Neuropsychology is the branch of psychology that deals with the relationship between the nervous system, especially the brain, and cerebral or mental functions such as language, memory, and perception.


Why Are These Terms Important?  First understand that we are not physicians or neuropsychologists. We are simply people with dementia struggling to understand what is happening in our own brains and thought processes. We’d like to define these phenomena in ways people with dementia can understand.   
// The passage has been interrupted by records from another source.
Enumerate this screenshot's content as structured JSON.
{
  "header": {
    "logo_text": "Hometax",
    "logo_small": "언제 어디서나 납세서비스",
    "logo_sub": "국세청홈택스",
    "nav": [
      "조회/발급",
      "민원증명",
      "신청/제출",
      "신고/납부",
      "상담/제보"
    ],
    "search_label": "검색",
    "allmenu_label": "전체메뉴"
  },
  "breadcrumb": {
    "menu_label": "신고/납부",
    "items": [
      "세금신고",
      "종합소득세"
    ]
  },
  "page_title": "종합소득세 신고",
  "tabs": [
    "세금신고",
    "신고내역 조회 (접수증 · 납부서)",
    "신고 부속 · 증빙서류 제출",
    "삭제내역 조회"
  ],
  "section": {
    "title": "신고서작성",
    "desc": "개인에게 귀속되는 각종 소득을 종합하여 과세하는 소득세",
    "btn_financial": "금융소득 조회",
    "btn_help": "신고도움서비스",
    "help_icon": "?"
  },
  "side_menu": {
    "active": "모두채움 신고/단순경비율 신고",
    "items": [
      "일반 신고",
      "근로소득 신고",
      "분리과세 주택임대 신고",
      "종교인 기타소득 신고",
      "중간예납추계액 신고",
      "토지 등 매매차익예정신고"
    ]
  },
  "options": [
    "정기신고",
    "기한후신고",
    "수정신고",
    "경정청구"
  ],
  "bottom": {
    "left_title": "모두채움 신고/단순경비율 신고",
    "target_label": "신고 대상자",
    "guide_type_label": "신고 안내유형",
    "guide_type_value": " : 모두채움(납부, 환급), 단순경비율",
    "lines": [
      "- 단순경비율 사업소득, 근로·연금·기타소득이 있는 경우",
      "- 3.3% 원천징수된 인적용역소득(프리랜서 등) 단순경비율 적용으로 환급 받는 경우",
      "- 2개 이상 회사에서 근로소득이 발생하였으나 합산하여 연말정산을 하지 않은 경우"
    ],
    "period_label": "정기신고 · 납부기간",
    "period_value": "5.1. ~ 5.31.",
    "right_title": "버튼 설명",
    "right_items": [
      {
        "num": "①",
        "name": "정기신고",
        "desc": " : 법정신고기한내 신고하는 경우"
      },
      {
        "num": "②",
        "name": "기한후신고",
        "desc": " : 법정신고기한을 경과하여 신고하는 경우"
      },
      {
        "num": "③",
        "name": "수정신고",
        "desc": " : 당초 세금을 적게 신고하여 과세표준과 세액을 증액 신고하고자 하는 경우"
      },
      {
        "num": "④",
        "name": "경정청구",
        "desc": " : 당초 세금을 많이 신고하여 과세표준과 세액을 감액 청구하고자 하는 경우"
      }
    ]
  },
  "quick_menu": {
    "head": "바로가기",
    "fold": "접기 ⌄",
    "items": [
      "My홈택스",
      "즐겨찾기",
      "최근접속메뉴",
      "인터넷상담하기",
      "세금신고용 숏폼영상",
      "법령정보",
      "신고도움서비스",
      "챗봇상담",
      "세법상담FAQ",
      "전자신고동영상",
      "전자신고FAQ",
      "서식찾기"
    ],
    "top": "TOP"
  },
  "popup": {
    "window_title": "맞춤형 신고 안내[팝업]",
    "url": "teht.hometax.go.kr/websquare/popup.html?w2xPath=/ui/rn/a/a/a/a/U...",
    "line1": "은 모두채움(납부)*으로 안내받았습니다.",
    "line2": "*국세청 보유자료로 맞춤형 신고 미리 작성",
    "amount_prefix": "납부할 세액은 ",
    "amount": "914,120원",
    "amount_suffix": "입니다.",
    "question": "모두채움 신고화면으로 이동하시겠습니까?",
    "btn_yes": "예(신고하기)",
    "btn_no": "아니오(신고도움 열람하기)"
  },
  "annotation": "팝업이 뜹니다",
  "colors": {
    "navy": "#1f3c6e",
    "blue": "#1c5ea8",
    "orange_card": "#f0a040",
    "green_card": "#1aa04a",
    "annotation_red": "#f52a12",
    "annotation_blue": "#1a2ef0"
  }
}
Some of the commonly experienced neuropsychological deficits that accompany dementia are:

Agnosia
Aphasia
Abulia
Apraxia/dyspraxia
Confabulation
Confusion
Memory Loss - short-term



CONFABULATION  is a  plausible but imagined memory that fills in gaps in what is remembered

Confabulating is the strangest experience.  As a secondary teacher and a school counselor, I was accustomed to being authoritative in my field and honest and open as well. After I got dementia, however, I had several experiences in which I talked about an event I distinctly remembered in front of a number of others who attended as well.

I was so shocked when they spoke up and said,

"Carole, it just didn't happen that way."

It is startling and embarrassing to say the least, particularly when to this day I still have "clear memories" of the event. It seems my mind filled in some memory gaps unconsciously. I wasn't lying, and I wasn't conscious of the fact that I confabulated.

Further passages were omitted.